Soon, in five years I hope, to say that we are the story and the story was made by us. One day we will embrace books on our shelves. One day, i hope that we are the Hemingway of literacy. That we produce not just opinions, but scientific history, not only relating to our world, but to the whole earth and beyond.

there is an article in Nunatsiaq News about Greenlandic scientist, who happen to be Inuit, where they urge inuit to become scientist and that knowledge is knowledge, regardless of who holds it. I think this is very apt to what i was talking about except he is talking about science and not books. But he says:

"Last July, Rosing told delegates at the ICC general assembly in Nuuk that Inuit should change their attitude about there being “two kinds of knowledge” in the world, traditional environmental knowledge and western scientific knowledge — because there is only one kind of knowledge.

“Knowledge is knowledge — whoever has it,” Rosing said.

Rejecting what science has to say can be “an impediment for the Arctic to be heard in the world,” he said.

Inuit should play by “the same rules” as everyone else when it comes to understanding the world, Rosing said.

“it’s putting you in a corner if you go on and say you’re really, really special,” Rosing told Nunatsiaq News during the recent Arctic climate change and pollution conference in Copenhagen."

by rejecting the world, we are rejecting our possibilities.

i hope you understand.

6 comments:

Alannah said...

good stuff. missed reading your stuff:) and your awesome point of view. getting back to my book now:O

Lesleigh said...

I lived in Greenland for a couple of years in the 1980's and found myself without reading material in English. I always knew I was addicted to reading but had never had to face not having a regular supply.

But I saw Greenlanders reading in their own language because there had always been an initiative to translate books. And that is what makes the difference. They can read Robert Ludlum spy thrillers or Charles Dickens or the Harry Potter series in their own language. And it starts with the children's books. They translate them, that encourages the literacy and now they have their own writers who will be translated into other languages in turn.

The Canadian Inuit don't have that. Their only real reading material is in English. And, unfortunately, if there is nver any agreement on a common dialect, they will never reach the literacy of the Greenlanders.
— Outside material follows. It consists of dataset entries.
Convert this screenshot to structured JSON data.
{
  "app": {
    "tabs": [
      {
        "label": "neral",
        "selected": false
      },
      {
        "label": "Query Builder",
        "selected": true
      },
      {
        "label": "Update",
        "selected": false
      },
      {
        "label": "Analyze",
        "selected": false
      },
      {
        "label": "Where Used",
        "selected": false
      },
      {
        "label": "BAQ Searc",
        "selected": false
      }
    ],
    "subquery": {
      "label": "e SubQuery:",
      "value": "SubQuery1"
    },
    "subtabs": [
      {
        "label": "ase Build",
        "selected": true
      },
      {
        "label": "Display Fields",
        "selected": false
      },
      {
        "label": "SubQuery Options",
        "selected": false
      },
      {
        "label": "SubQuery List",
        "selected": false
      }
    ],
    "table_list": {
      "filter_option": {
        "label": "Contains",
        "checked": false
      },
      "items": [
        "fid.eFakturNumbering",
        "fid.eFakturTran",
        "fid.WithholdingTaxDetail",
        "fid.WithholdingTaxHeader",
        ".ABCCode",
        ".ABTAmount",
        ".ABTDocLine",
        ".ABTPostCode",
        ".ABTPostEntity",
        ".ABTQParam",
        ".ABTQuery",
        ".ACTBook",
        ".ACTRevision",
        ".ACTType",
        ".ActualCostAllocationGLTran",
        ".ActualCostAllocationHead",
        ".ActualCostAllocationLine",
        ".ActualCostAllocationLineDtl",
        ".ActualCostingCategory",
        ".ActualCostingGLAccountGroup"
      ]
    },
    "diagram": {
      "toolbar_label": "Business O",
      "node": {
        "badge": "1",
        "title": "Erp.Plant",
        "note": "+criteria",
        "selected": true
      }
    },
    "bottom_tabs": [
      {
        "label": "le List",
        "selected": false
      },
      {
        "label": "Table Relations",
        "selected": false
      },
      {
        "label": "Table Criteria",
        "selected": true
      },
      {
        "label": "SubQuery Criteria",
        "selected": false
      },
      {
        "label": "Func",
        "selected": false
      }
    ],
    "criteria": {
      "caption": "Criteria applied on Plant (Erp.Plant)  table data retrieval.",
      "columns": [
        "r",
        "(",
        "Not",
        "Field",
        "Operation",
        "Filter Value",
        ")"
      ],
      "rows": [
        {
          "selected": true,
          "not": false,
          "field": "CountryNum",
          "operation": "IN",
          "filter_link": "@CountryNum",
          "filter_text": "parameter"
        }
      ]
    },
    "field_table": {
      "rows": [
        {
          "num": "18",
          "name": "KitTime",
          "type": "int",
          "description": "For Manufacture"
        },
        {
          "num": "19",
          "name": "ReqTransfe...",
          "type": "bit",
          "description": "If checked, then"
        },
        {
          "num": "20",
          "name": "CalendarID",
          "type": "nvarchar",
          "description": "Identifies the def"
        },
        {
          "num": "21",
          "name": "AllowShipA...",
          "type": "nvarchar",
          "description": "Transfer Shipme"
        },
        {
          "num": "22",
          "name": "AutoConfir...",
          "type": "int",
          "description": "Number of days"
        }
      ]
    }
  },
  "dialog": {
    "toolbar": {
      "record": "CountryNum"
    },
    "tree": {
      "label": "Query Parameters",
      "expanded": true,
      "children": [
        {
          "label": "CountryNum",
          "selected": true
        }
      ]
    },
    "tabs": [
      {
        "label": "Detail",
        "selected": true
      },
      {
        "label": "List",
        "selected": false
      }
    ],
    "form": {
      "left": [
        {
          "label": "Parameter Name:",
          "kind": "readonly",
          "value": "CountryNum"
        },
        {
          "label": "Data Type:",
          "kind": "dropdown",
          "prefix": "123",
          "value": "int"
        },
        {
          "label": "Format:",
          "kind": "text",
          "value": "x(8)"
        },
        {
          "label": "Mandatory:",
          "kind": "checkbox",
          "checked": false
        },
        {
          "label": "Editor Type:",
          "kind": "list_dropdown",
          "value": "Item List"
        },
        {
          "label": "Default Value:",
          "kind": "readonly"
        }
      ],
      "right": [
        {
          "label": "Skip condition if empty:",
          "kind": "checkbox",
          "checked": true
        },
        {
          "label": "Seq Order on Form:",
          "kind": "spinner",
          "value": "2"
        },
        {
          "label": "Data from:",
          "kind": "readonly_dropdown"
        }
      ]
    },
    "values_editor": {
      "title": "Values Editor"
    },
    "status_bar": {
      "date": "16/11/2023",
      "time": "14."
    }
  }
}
The Greenlanders are taught in a standardized dialect, regardless of what they speak at home (which is how we do it in English).

I have a friend in Greenland who is involved with their Language Secretariat and he is so excited because the young Greenlanders are texting in Greenlandic! Their language is evolving with the youth and technology. It will remain strong.

Unfortunately, Inuktitut may not survive...

Unknown said...

well, i'm pretty sure inuktitut is going to survive for a long time still, with Kalaalitut being strong and importable to other inuit regions, as a last option.

Knowledge is knowledge - as Rosing said, and whatever language it might be in, it will still be understandable.